Sans remettre son soutien-gorge, elle s’assied par terre entre mes jambes.

« Tu pourrais peut-être t’habiller un peu ? dis-je.

— Tu voudrais peut-être une paire de claques ?

— Mais tout le monde peut te voir !

— Et alors ? Vraiment, Jackson, je te jure, j’ai l’impression d’être partie en vacances avec la foutue Mary Poppins.

— Tu sais, tu es vraiment grossière…

— D’accord. Ferme ta gueule et regarde ce que j’ai dans les cheveux.
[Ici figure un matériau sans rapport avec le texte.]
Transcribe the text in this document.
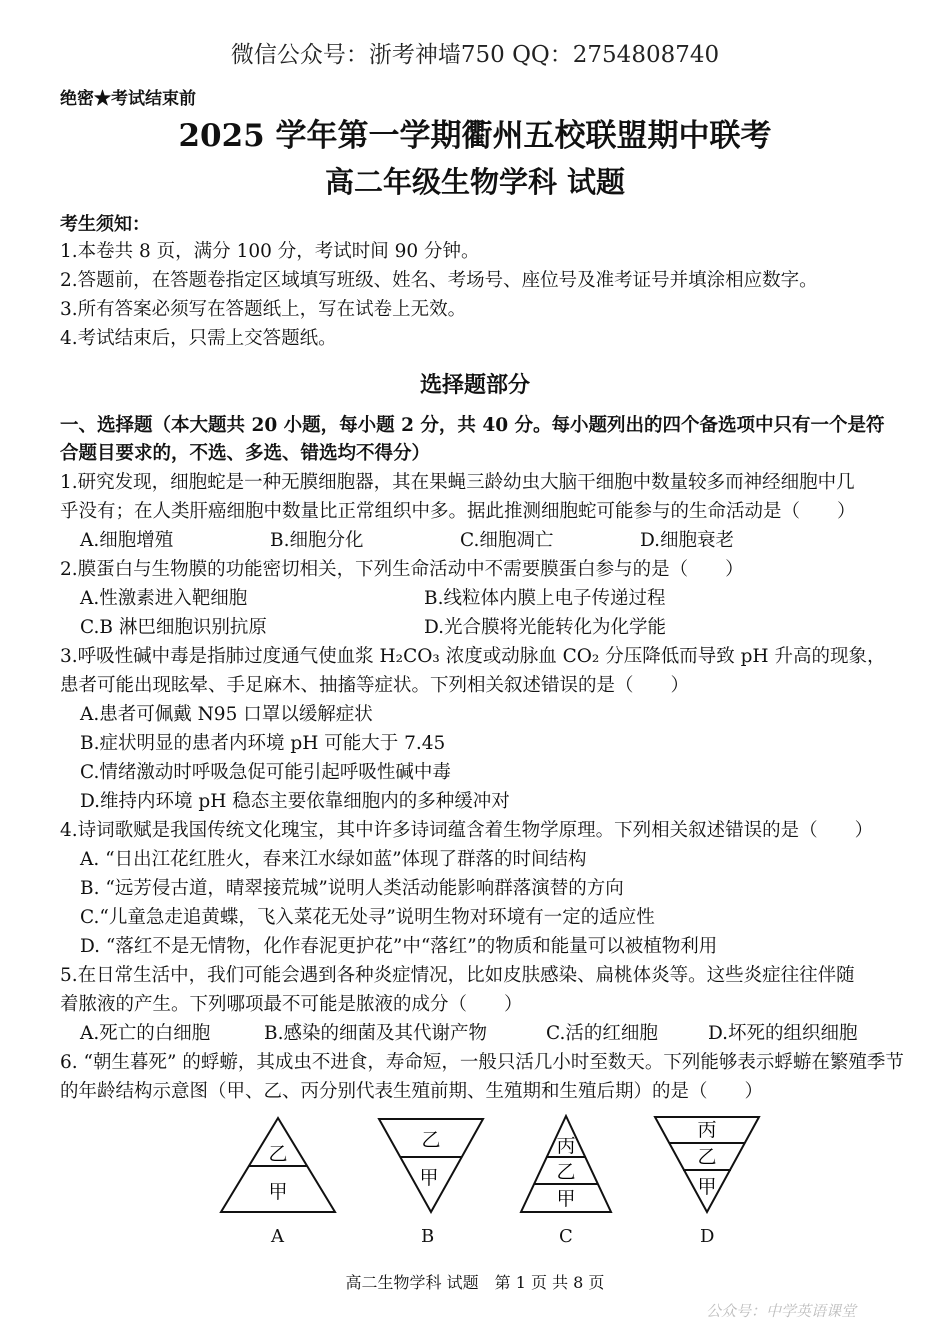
微信公众号：浙考神墙750 QQ：2754808740
绝密★考试结束前
2025 学年第一学期衢州五校联盟期中联考
高二年级生物学科 试题
考生须知：
1.本卷共 8 页，满分 100 分，考试时间 90 分钟。
2.答题前，在答题卷指定区域填写班级、姓名、考场号、座位号及准考证号并填涂相应数字。
3.所有答案必须写在答题纸上，写在试卷上无效。
4.考试结束后，只需上交答题纸。
选择题部分
一、选择题（本大题共 20 小题，每小题 2 分，共 40 分。每小题列出的四个备选项中只有一个是符
合题目要求的，不选、多选、错选均不得分）
1.研究发现，细胞蛇是一种无膜细胞器，其在果蝇三龄幼虫大脑干细胞中数量较多而神经细胞中几
乎没有；在人类肝癌细胞中数量比正常组织中多。据此推测细胞蛇可能参与的生命活动是（　　）
A.细胞增殖	B.细胞分化	C.细胞凋亡	D.细胞衰老
2.膜蛋白与生物膜的功能密切相关，下列生命活动中不需要膜蛋白参与的是（　　）
A.性激素进入靶细胞	B.线粒体内膜上电子传递过程
C.B 淋巴细胞识别抗原	D.光合膜将光能转化为化学能
3.呼吸性碱中毒是指肺过度通气使血浆 H₂CO₃ 浓度或动脉血 CO₂ 分压降低而导致 pH 升高的现象，
患者可能出现眩晕、手足麻木、抽搐等症状。下列相关叙述错误的是（　　）
A.患者可佩戴 N95 口罩以缓解症状
B.症状明显的患者内环境 pH 可能大于 7.45
C.情绪激动时呼吸急促可能引起呼吸性碱中毒
D.维持内环境 pH 稳态主要依靠细胞内的多种缓冲对
4.诗词歌赋是我国传统文化瑰宝，其中许多诗词蕴含着生物学原理。下列相关叙述错误的是（　　）
A. “日出江花红胜火，春来江水绿如蓝”体现了群落的时间结构
B. “远芳侵古道，晴翠接荒城”说明人类活动能影响群落演替的方向
C.“儿童急走追黄蝶，飞入菜花无处寻”说明生物对环境有一定的适应性
D. “落红不是无情物，化作春泥更护花”中“落红”的物质和能量可以被植物利用
5.在日常生活中，我们可能会遇到各种炎症情况，比如皮肤感染、扁桃体炎等。这些炎症往往伴随
着脓液的产生。下列哪项最不可能是脓液的成分（　　）
A.死亡的白细胞	B.感染的细菌及其代谢产物	C.活的红细胞	D.坏死的组织细胞
6. “朝生暮死” 的蜉蝣，其成虫不进食，寿命短，一般只活几小时至数天。下列能够表示蜉蝣在繁殖季节
的年龄结构示意图（甲、乙、丙分别代表生殖前期、生殖期和生殖后期）的是（　　）
乙
甲
A
乙
甲
B
丙
乙
甲
C
丙
乙
甲
D
高二生物学科 试题　第 1 页 共 8 页
公众号：中学英语课堂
— On dirait du pétrole, ou du goudron.

— Ça part ?

— Non.

— Tu crois que ce serait plus facile sous la douche ?

— Peut-être.

— Bon, tu viens ?

— Ouais, d’accord. »

Et voilà. Nous en sommes au début, naturellement. L’idée, quand on s’était parlé au téléphone, c’était de partir ensemble en faisant chambres à part. Ou tout au moins, de partager une chambre à deux lits, un plan qui s’est révélé ruineux et a capoté dès la troisième nuit, après une longue et franche conversation accompagnée d’une bouteille entière de brandy Metaxa.

Mais comme je l’ai déjà dit, nous y voilà. Pas exactement là où je m’attendais à être, ni même avec qui je le voulais, mais qui fait ce qu’il veut ? Et, pour être honnête, je ne m’attendais pas non plus qu’elle soit ici avec moi. Elle continue à jurer comme un charretier, mais elle me fait rire. Cela n’a l’air de rien, mais il y a quelques mois, je n’aurais jamais rêvé de me gondoler de la sorte. Donc ça va.